Modal items can also function as politeness markers and have the effect of saving face. Face-saving in pragmatics is to mitigate or avoid face-threatening speech acts, such as requests or insults. The politeness marker can save the face of the speaker or the ones he or she is addressing. A possible reason for modifying a speech act may be, for example, to increase solidarity (positive politeness if

27

the speech act is favourable to the hearer) or to express more distance if the speech act can be experienced as intrusive (negative politeness) (Holmes 1984, Ajmer, 2019). Showing sensitivity to others' feelings and avoiding expert status are two other pragmatic functions related to politeness (Coates, 2013). With seem and appear, the speaker takes on some responsibility for the

interpretation of the situation, because of the implied experiencer (it seemed/appeared to me), and the choice of seem or appear thus functions as a face-saving device (46).

(46) "You seem to be unaware," he said, "that this is a private lounge. (AH1) .

A related function is Self-repair. This happens when a lexical item hedges strong opinions by toning down the impact of the statement to reduce the imposition on the hearer.

(47) The Soviet Union seemed to be governed by a gerontocracy, and the Politburo itself might have been an adjunct of the Kremlin hospital. (MAW1)

The function of establishing common ground and providing source of knowledge is sometimes considered a function of hedging. In this thesis, establishing common ground is considered a function of all the subcategories of hedges.

3.5.4 Subjectivity and intersubjectivity

Subjectivity and intersubjectivity are central concepts when discussing epistemic modality and evidentiality from a pragmatic perspective. In linguistics, subjectivity is generally defined as the linguistic expression of speaker involvement. A modal item that signals speaker's assessment and that the assessment is the responsibility of the speaker, is subjective. Intersubjectivity is defined "as the sharing of experiential content (e.g. feelings, perceptions, thoughts, and linguistic meanings) among a plurality of subjects"(Zlatev et al., 2008: 1 in Almeida, 2015: 130). A modal evaluation is intersubjective if it is presented as being shared by the assessor and a wide group of people.
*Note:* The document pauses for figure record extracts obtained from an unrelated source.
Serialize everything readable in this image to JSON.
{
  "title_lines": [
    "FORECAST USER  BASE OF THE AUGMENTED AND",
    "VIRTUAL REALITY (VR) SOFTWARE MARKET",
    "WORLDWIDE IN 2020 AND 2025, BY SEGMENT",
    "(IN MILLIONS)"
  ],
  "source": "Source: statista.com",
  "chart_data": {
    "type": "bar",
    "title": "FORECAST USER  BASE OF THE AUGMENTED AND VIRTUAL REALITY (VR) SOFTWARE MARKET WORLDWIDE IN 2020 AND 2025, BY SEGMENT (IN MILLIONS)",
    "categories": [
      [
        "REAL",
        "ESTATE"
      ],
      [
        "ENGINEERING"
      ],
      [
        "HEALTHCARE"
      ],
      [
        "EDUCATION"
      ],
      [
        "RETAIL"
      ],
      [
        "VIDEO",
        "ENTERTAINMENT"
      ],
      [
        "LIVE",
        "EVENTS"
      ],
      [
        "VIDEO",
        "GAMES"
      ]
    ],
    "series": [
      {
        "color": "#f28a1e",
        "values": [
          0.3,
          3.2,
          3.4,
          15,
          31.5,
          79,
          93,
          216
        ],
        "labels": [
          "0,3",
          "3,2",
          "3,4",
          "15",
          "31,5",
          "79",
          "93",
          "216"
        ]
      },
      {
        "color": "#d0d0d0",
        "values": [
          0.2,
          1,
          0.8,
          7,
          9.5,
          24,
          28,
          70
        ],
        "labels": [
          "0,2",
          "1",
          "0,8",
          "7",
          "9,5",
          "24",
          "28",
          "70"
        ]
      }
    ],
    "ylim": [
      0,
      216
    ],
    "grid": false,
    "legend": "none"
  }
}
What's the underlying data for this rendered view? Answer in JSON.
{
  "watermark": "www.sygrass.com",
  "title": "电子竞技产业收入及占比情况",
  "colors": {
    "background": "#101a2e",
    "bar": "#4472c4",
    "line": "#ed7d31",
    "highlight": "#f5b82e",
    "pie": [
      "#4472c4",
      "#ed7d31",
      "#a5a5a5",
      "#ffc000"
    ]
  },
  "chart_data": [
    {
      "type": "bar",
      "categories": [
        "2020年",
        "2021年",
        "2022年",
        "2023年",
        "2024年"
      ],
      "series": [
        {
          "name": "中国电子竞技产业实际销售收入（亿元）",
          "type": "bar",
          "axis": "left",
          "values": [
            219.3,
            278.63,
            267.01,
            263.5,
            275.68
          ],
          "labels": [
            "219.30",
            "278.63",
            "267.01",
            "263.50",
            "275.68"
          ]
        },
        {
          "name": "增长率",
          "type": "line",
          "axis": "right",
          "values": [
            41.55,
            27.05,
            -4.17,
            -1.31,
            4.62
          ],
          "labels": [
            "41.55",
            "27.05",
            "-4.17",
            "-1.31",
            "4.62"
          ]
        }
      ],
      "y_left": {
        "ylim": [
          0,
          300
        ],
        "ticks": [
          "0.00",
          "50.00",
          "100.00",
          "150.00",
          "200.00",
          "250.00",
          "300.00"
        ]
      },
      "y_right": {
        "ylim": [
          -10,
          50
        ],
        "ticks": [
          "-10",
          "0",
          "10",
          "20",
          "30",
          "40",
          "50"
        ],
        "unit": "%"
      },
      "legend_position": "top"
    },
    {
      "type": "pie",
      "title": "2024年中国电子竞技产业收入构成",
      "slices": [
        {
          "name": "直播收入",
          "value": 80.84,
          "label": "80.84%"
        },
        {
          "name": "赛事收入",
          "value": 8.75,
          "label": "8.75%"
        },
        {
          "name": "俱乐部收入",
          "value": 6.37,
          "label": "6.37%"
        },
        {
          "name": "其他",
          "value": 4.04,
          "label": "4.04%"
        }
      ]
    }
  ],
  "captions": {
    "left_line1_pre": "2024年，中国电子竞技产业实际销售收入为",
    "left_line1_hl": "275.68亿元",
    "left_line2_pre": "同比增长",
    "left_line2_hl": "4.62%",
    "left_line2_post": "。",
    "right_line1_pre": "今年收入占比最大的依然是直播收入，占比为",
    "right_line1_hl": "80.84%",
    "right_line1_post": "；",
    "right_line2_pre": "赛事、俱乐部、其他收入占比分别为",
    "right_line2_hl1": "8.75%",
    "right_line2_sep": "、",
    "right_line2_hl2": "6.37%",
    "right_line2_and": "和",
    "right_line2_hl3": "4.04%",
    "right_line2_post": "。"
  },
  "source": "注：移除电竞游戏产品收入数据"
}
Intersubjectivity is thus about how the speaker and the audience construe knowledge and define common ground.

Both subjectivity and intersubjectivity are clearly linked to the notions of epistemic modality and evidentiality. Modality is sometimes defined as the grammaticalization of the speaker's subjective attitude. In cognitive linguistics, the link between the different concepts has resulted in a threefold distinction of evidentials, namely explicit (I saw), implicit (epistemic modals) and opaque (it seems)' (Almeida, 2015: 130).

3.5.5. Other pragmatic functions

Other pragmatic functions for epistemic modal items are

• The function of achieving certain conversational outcomes in certain sequential slot (e.g.

to avoid disagreement in certain slots)

• The function of regulating aspects of interaction (like topic transition)

• Articulation and rhetorical strategies

• Make counter proposals

These functions are not variables in my analysis and are not discussed in detail.